Brand names in dictionaries
There is an issue of trademarks in dictionaries. Say for example, Hoover and Google. These are both brand names and generic terms.
Researchers in Princeton have a very large dictionary called Wordnet. They have had angry letters from large corporations because they included things like brand names, names of pharmaceuticals, different drugs and so-forth. While these were clearly labelled as proper nouns and correctly defined and attributed to the company and so-on there was an issue that by virtue of the name being in an English dictionary, that made it an English word rather than a brand name. Trademark law dictates that you can’t use a generic word as a brand name. You can’t make a tractor and use a brand name Tractor for example.
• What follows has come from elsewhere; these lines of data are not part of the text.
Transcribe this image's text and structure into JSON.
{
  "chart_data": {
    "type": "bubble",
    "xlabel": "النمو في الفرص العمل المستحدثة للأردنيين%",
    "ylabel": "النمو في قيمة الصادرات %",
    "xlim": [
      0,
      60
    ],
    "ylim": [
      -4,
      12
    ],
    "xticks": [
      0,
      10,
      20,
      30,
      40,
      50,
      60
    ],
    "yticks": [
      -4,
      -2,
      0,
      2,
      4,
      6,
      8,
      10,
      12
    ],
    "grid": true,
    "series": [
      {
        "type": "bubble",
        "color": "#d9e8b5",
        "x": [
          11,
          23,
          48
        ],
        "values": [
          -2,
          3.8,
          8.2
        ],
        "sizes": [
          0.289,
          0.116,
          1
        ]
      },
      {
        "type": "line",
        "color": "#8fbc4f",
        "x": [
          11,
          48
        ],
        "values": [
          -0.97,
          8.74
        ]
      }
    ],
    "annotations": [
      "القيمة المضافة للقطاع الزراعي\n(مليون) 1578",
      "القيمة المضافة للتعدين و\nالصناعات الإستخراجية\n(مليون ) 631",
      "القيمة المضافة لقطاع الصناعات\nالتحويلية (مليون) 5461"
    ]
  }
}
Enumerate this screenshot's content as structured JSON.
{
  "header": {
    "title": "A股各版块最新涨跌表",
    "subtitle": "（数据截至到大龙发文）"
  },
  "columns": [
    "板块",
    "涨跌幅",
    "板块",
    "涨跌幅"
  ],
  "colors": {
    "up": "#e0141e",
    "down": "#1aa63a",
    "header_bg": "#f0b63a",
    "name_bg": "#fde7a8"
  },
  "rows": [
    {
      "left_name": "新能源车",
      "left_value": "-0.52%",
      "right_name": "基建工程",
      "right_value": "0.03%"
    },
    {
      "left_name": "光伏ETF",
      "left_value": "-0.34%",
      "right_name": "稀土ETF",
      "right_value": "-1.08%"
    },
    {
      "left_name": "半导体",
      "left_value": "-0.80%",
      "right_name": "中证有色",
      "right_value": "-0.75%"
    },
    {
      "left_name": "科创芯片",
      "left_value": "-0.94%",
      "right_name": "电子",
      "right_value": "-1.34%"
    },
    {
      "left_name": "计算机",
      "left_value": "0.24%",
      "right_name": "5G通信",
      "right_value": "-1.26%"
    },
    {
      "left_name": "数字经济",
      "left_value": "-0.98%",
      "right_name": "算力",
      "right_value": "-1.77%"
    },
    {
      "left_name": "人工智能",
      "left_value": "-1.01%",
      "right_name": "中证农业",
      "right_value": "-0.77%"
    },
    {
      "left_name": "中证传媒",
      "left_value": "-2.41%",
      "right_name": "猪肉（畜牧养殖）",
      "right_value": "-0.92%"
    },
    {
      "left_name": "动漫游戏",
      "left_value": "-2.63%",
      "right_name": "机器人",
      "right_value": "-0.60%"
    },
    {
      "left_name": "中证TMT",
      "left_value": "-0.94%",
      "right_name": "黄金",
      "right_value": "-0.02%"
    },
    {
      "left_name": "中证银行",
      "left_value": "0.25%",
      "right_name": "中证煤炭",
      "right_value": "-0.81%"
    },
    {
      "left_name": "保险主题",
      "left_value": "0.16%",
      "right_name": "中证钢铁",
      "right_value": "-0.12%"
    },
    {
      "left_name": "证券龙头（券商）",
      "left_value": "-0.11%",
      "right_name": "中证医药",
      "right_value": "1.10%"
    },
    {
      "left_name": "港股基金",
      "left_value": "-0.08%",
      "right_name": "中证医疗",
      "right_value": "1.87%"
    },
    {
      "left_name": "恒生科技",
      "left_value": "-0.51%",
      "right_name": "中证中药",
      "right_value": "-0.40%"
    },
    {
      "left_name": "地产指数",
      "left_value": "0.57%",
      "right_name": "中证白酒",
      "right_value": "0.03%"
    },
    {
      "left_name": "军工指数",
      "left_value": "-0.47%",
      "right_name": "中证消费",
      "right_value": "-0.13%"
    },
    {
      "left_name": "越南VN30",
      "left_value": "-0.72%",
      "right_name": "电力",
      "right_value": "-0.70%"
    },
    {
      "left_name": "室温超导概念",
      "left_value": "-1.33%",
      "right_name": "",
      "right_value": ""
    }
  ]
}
The lead researcher in Wordnet took the decision to remove all of these terms. This is regrettable from a research point of view, but the legal risk is too big despite the fact that they weren’t breaking the law. Liability is also unclear and probably depends on the research contract itself.
Key question: Does excluding trademarks from this sort of research compromise it?
Key question: Whose rights should win out in this situation?
Key question: Should a special case be made for not for profit research?
Clarity of licensing
Key question: Combining to resources can be problematic because their licences, even if they’re open, may not be compatible. Can you put a non-commercial resource together with a share alike resource for example?